One particularly interesting element of the energy transition is the growth of distributed generation. This is not a typical wind or utility scale solar project but rather commercial and industrial customers, which means smaller assets and it makes it hard to play those opportunities at the asset level. If you are going to do something of scale in distributed generation you need to be invested in a company and in control of its pipeline.
That opens the door to more platforms and corporate investments and not just assets. Of course, we directly constructed nearly 1.5GW of wind last year, so putting steel in the ground as a project-level sponsor remains critical to our value-add strategy.

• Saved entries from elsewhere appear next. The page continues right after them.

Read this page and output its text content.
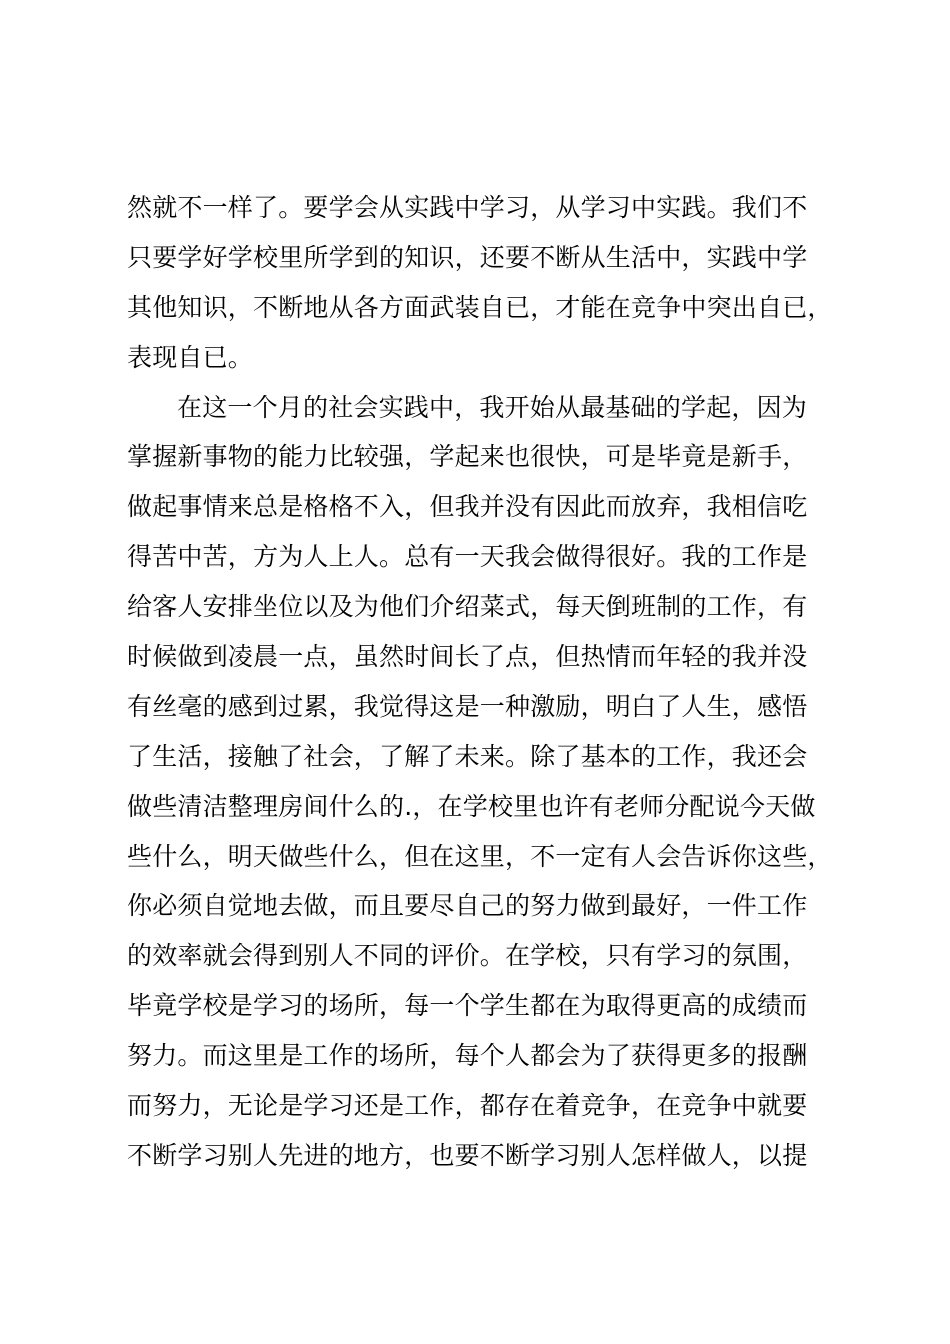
然就不一样了。要学会从实践中学习，从学习中实践。我们不
只要学好学校里所学到的知识，还要不断从生活中，实践中学
其他知识，不断地从各方面武装自已，才能在竞争中突出自已，
表现自已。
在这一个月的社会实践中，我开始从最基础的学起，因为
掌握新事物的能力比较强，学起来也很快，可是毕竟是新手，
做起事情来总是格格不入，但我并没有因此而放弃，我相信吃
得苦中苦，方为人上人。总有一天我会做得很好。我的工作是
给客人安排坐位以及为他们介绍菜式，每天倒班制的工作，有
时候做到凌晨一点，虽然时间长了点，但热情而年轻的我并没
有丝毫的感到过累，我觉得这是一种激励，明白了人生，感悟
了生活，接触了社会，了解了未来。除了基本的工作，我还会
做些清洁整理房间什么的.，在学校里也许有老师分配说今天做
些什么，明天做些什么，但在这里，不一定有人会告诉你这些，
你必须自觉地去做，而且要尽自己的努力做到最好，一件工作
的效率就会得到别人不同的评价。在学校，只有学习的氛围，
毕竟学校是学习的场所，每一个学生都在为取得更高的成绩而
努力。而这里是工作的场所，每个人都会为了获得更多的报酬
而努力，无论是学习还是工作，都存在着竞争，在竞争中就要
不断学习别人先进的地方，也要不断学习别人怎样做人，以提
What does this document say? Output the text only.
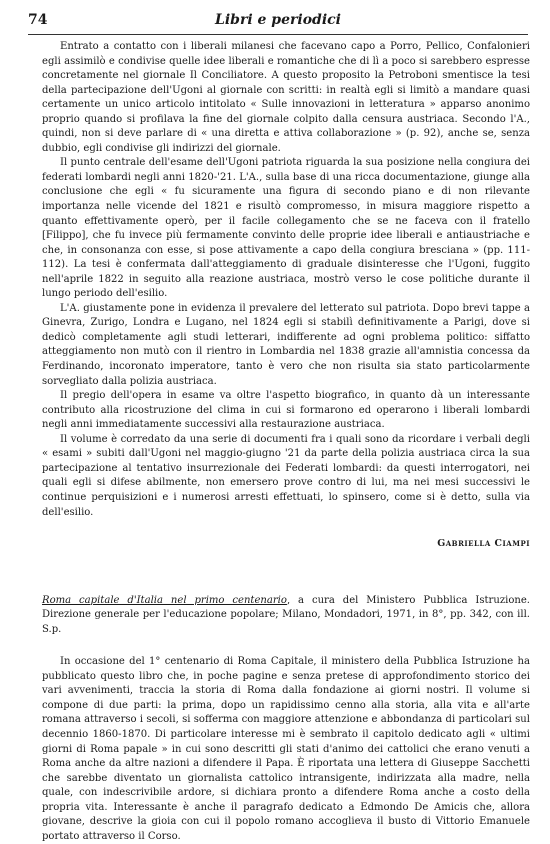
74	Libri e periodici

Entrato a contatto con i liberali milanesi che facevano capo a Porro, Pellico, Confalonieri egli assimilò e condivise quelle idee liberali e romantiche che di lì a poco si sarebbero espresse concretamente nel giornale Il Conciliatore. A questo proposito la Petroboni smentisce la tesi della partecipazione dell'Ugoni al giornale con scritti: in realtà egli si limitò a mandare quasi certamente un unico articolo intitolato « Sulle innovazioni in letteratura » apparso anonimo proprio quando si profilava la fine del giornale colpito dalla censura austriaca. Secondo l'A., quindi, non si deve parlare di « una diretta e attiva collaborazione » (p. 92), anche se, senza dubbio, egli condivise gli indirizzi del giornale.

Il punto centrale dell'esame dell'Ugoni patriota riguarda la sua posizione nella congiura dei federati lombardi negli anni 1820-'21. L'A., sulla base di una ricca documentazione, giunge alla conclusione che egli « fu sicuramente una figura di secondo piano e di non rilevante importanza nelle vicende del 1821 e risultò compromesso, in misura maggiore rispetto a quanto effettivamente operò, per il facile collegamento che se ne faceva con il fratello [Filippo], che fu invece più fermamente convinto delle proprie idee liberali e antiaustriache e che, in consonanza con esse, si pose attivamente a capo della congiura bresciana » (pp. 111-112). La tesi è confermata dall'atteggiamento di graduale disinteresse che l'Ugoni, fuggito nell'aprile 1822 in seguito alla reazione austriaca, mostrò verso le cose politiche durante il lungo periodo dell'esilio.

L'A. giustamente pone in evidenza il prevalere del letterato sul patriota. Dopo brevi tappe a Ginevra, Zurigo, Londra e Lugano, nel 1824 egli si stabilì definitivamente a Parigi, dove si dedicò completamente agli studi letterari, indifferente ad ogni problema politico: siffatto atteggiamento non mutò con il rientro in Lombardia nel 1838 grazie all'amnistia concessa da Ferdinando, incoronato imperatore, tanto è vero che non risulta sia stato particolarmente sorvegliato dalla polizia austriaca.

Il pregio dell'opera in esame va oltre l'aspetto biografico, in quanto dà un interessante contributo alla ricostruzione del clima in cui si formarono ed operarono i liberali lombardi negli anni immediatamente successivi alla restaurazione austriaca.

Il volume è corredato da una serie di documenti fra i quali sono da ricordare i verbali degli « esami » subiti dall'Ugoni nel maggio-giugno '21 da parte della polizia austriaca circa la sua partecipazione al tentativo insurrezionale dei Federati lombardi: da questi interrogatori, nei quali egli si difese abilmente, non emersero prove contro di lui, ma nei mesi successivi le continue perquisizioni e i numerosi arresti effettuati, lo spinsero, come si è detto, sulla via dell'esilio.

Gabriella Ciampi

Roma capitale d'Italia nel primo centenario, a cura del Ministero Pubblica Istruzione. Direzione generale per l'educazione popolare; Milano, Mondadori, 1971, in 8°, pp. 342, con ill. S.p.

In occasione del 1° centenario di Roma Capitale, il ministero della Pubblica Istruzione ha pubblicato questo libro che, in poche pagine e senza pretese di approfondimento storico dei vari avvenimenti, traccia la storia di Roma dalla fondazione ai giorni nostri. Il volume si compone di due parti: la prima, dopo un rapidissimo cenno alla storia, alla vita e all'arte romana attraverso i secoli, si sofferma con maggiore attenzione e abbondanza di particolari sul decennio 1860-1870. Di particolare interesse mi è sembrato il capitolo dedicato agli « ultimi giorni di Roma papale » in cui sono descritti gli stati d'animo dei cattolici che erano venuti a Roma anche da altre nazioni a difendere il Papa. È riportata una lettera di Giuseppe Sacchetti che sarebbe diventato un giornalista cattolico intransigente, indirizzata alla madre, nella quale, con indescrivibile ardore, si dichiara pronto a difendere Roma anche a costo della propria vita. Interessante è anche il paragrafo dedicato a Edmondo De Amicis che, allora giovane, descrive la gioia con cui il popolo romano accoglieva il busto di Vittorio Emanuele portato attraverso il Corso.
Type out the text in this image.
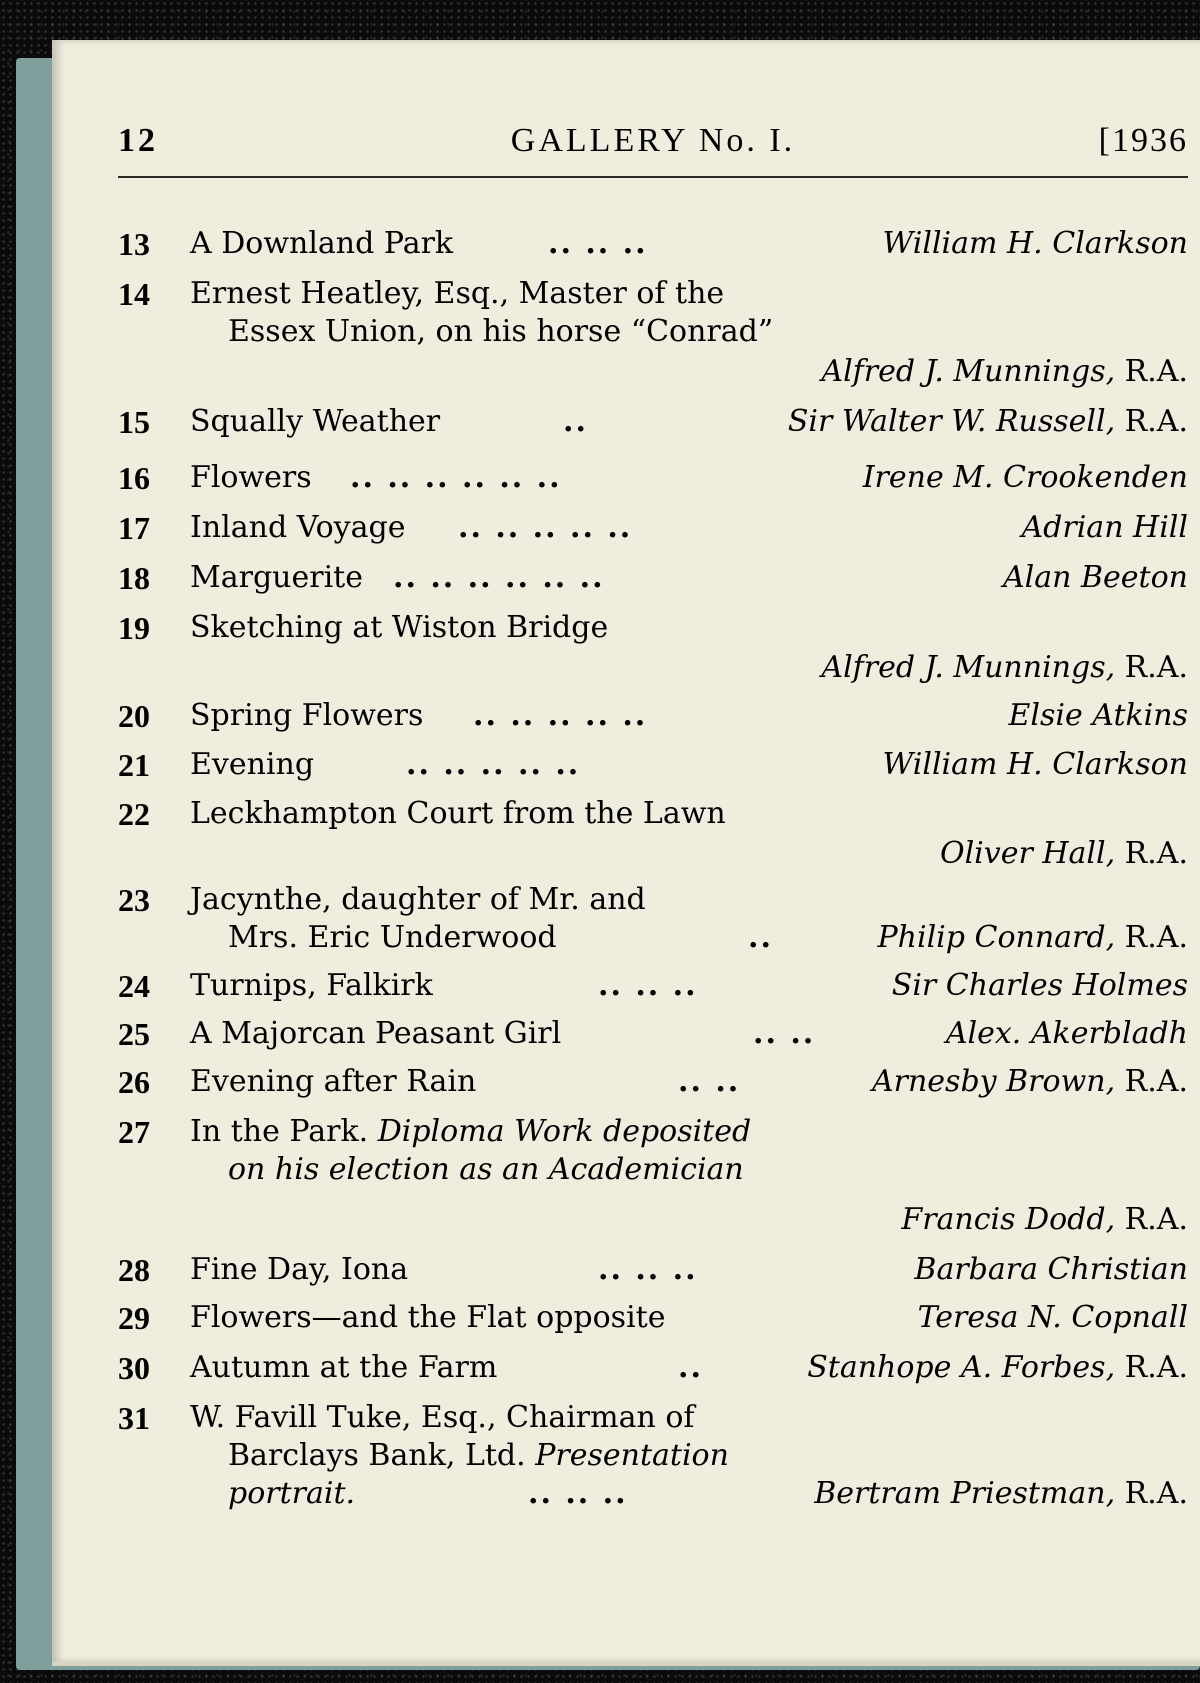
12	GALLERY No. I.	[1936
13 A Downland Park	.. .. ..	William H. Clarkson
14 Ernest Heatley, Esq., Master of the
Essex Union, on his horse “Conrad”
Alfred J. Munnings, R.A.
15 Squally Weather	..	Sir Walter W. Russell, R.A.
16 Flowers .. .. .. .. .. ..	Irene M. Crookenden
17 Inland Voyage .. .. .. .. ..	Adrian Hill
18 Marguerite .. .. .. .. .. ..	Alan Beeton
19 Sketching at Wiston Bridge
Alfred J. Munnings, R.A.
20 Spring Flowers .. .. .. .. ..	Elsie Atkins
21 Evening	.. .. .. .. ..	William H. Clarkson
22 Leckhampton Court from the Lawn
Oliver Hall, R.A.
23 Jacynthe, daughter of Mr. and
Mrs. Eric Underwood	..	Philip Connard, R.A.
24 Turnips, Falkirk	.. .. ..	Sir Charles Holmes
25 A Majorcan Peasant Girl	.. ..	Alex. Akerbladh
26 Evening after Rain	.. ..	Arnesby Brown, R.A.
27 In the Park. Diploma Work deposited
on his election as an Academician
Francis Dodd, R.A.
28 Fine Day, Iona	.. .. ..	Barbara Christian
29 Flowers—and the Flat opposite	Teresa N. Copnall
30 Autumn at the Farm	..	Stanhope A. Forbes, R.A.
31 W. Favill Tuke, Esq., Chairman of
Barclays Bank, Ltd. Presentation
portrait.	.. .. ..	Bertram Priestman, R.A.
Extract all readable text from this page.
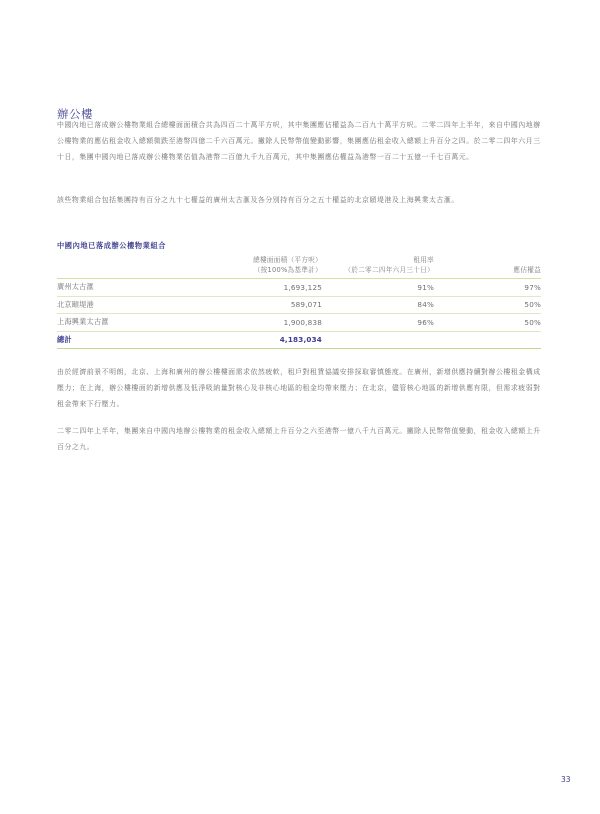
辦公樓

中國內地已落成辦公樓物業組合總樓面面積合共為四百二十萬平方呎，其中集團應佔權益為二百九十萬平方呎。二零二四年上半年，來自中國內地辦公樓物業的應佔租金收入總額微跌至港幣四億二千六百萬元。撇除人民幣幣值變動影響，集團應佔租金收入總額上升百分之四。於二零二四年六月三十日，集團中國內地已落成辦公樓物業估值為港幣二百億九千九百萬元，其中集團應佔權益為港幣一百二十五億一千七百萬元。

該些物業組合包括集團持有百分之九十七權益的廣州太古滙及各分別持有百分之五十權益的北京頤堤港及上海興業太古滙。

中國內地已落成辦公樓物業組合

總樓面面積（平方呎）
（按100%為基準計）

租用率
（於二零二四年六月三十日）	應佔權益
廣州太古滙	1,693,125	91%	97%
北京頤堤港	589,071	84%	50%
上海興業太古滙	1,900,838	96%	50%
總計	4,183,034		

由於經濟前景不明朗，北京、上海和廣州的辦公樓樓面需求依然疲軟，租戶對租賃協議安排採取審慎態度。在廣州，新增供應持續對辦公樓租金構成壓力；在上海，辦公樓樓面的新增供應及低淨吸納量對核心及非核心地區的租金均帶來壓力；在北京，儘管核心地區的新增供應有限，但需求疲弱對租金帶來下行壓力。

二零二四年上半年，集團來自中國內地辦公樓物業的租金收入總額上升百分之六至港幣一億八千九百萬元。撇除人民幣幣值變動，租金收入總額上升百分之九。

33
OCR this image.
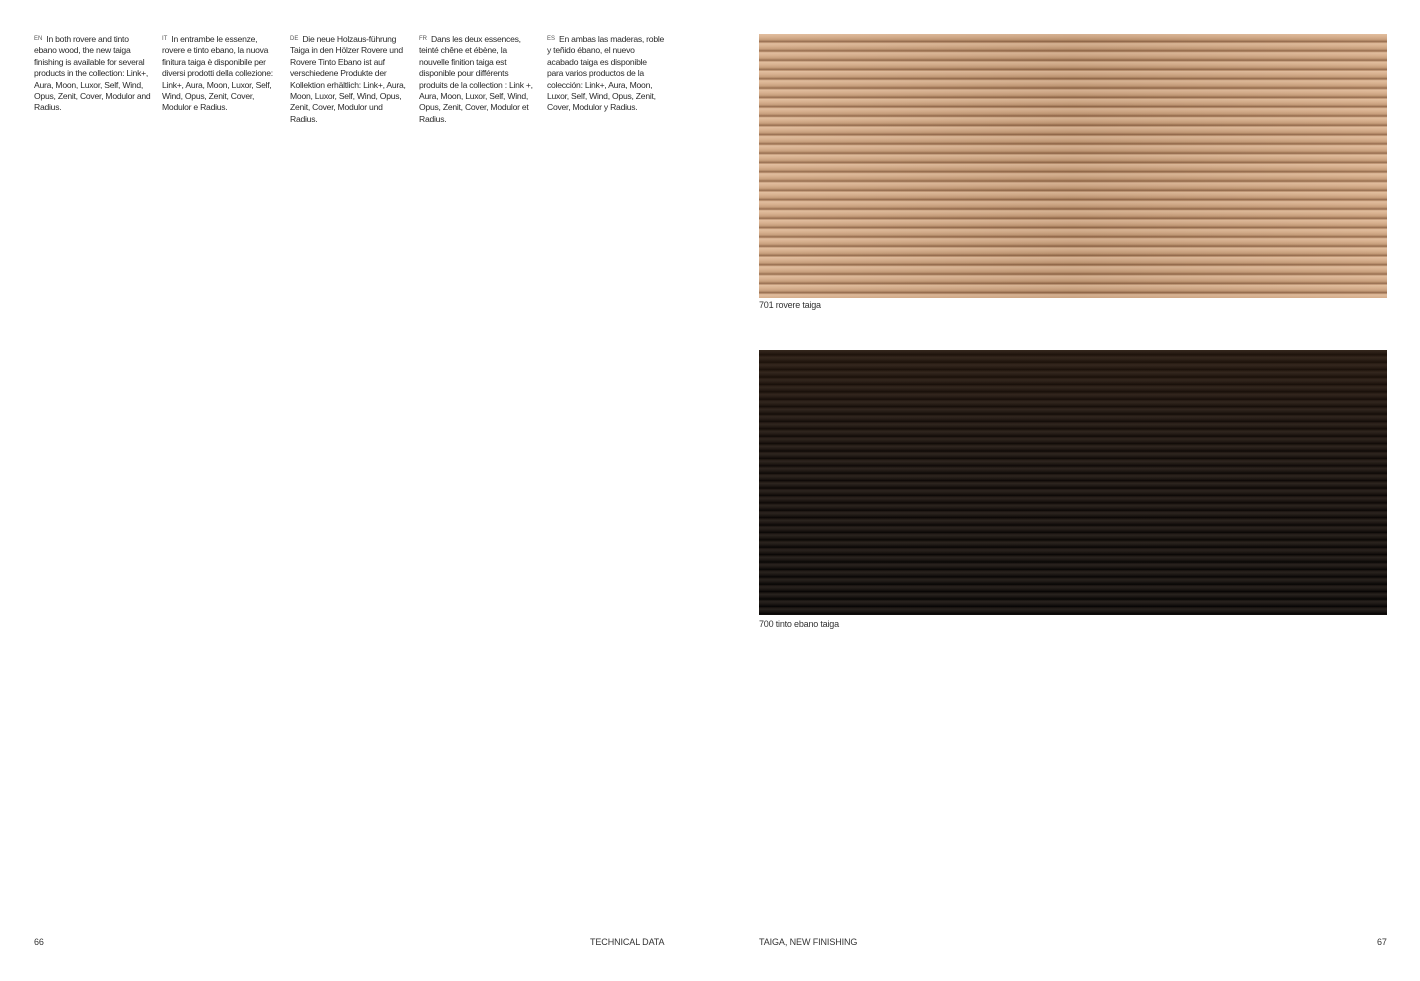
$^{EN}$ In both rovere and tinto ebano wood, the new taiga finishing is available for several products in the collection: Link+, Aura, Moon, Luxor, Self, Wind, Opus, Zenit, Cover, Modulor and Radius.
$^{IT}$ In entrambe le essenze, rovere e tinto ebano, la nuova finitura taiga è disponibile per diversi prodotti della collezione: Link+, Aura, Moon, Luxor, Self, Wind, Opus, Zenit, Cover, Modulor e Radius.
$^{DE}$ Die neue Holzaus-führung Taiga in den Hölzer Rovere und Rovere Tinto Ebano ist auf verschiedene Produkte der Kollektion erhältlich: Link+, Aura, Moon, Luxor, Self, Wind, Opus, Zenit, Cover, Modulor und Radius.
$^{FR}$ Dans les deux essences, teinté chêne et ébène, la nouvelle finition taiga est disponible pour différents produits de la collection : Link +, Aura, Moon, Luxor, Self, Wind, Opus, Zenit, Cover, Modulor et Radius.
$^{ES}$ En ambas las maderas, roble y teñido ébano, el nuevo acabado taiga es disponible para varios productos de la colección: Link+, Aura, Moon, Luxor, Self, Wind, Opus, Zenit, Cover, Modulor y Radius.
701 rovere taiga
700 tinto ebano taiga
66	TECHNICAL DATA	TAIGA, NEW FINISHING	67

What are the benefits of having a flexible capital mandate in today’s market?
KD: Flexible capital is a term that people frequently use to mean the ability to pivot within the capital structure. Ares is one of the leading credit managers globally, so that approach to investing is absolutely something with which we have deep experience.
But for Ares Infrastructure Opportunities, we think about flexible capital a bit more broadly. It is essentially a three-dimensional, very dynamic investment strategy. As we just pointed out, we have the ability to invest in assets, projects, companies and platforms, to invest anywhere in the lifecycle of those investments and to invest anywhere in the capital structure. It creates an even larger market opportunity while also giving us a lot of opportunity for downside protection, value creation and alpha generation because of our ability to pick and choose our entry point.
With the influx of capital chasing opportunities related to the energy transition, what should LPs look for in a manager?
AP: The energy transition, climate and sustainable investing requires a dynamic strategy that is flexible in how it invests. The industry and the opportunity set will be different in three or four years to how it is today.
A manager needs to have experienced that kind of change and needs to have the flexibility to manage the opportunity set as it evolves. That, to me, is one of the most important components of fund management.
KD: It is about experience and discipline. Experience doesn’t mean just having invested through a bull market. You need somebody who has experience investing through cycles, who has seen commodity fluctuation, recession, inflation and interest rate movement and who understands how these macro events will impact markets.
Discipline is also incredibly important. I view the current market for energy transition as a little bit of a ‘kid in a candy store’ moment where you might want everything you see.
There is so much to consider and so many companies looking for capital. Our job is to work with what we believe to be the best management teams and companies, be patient and disciplined and be able to do repeat deal flow with businesses.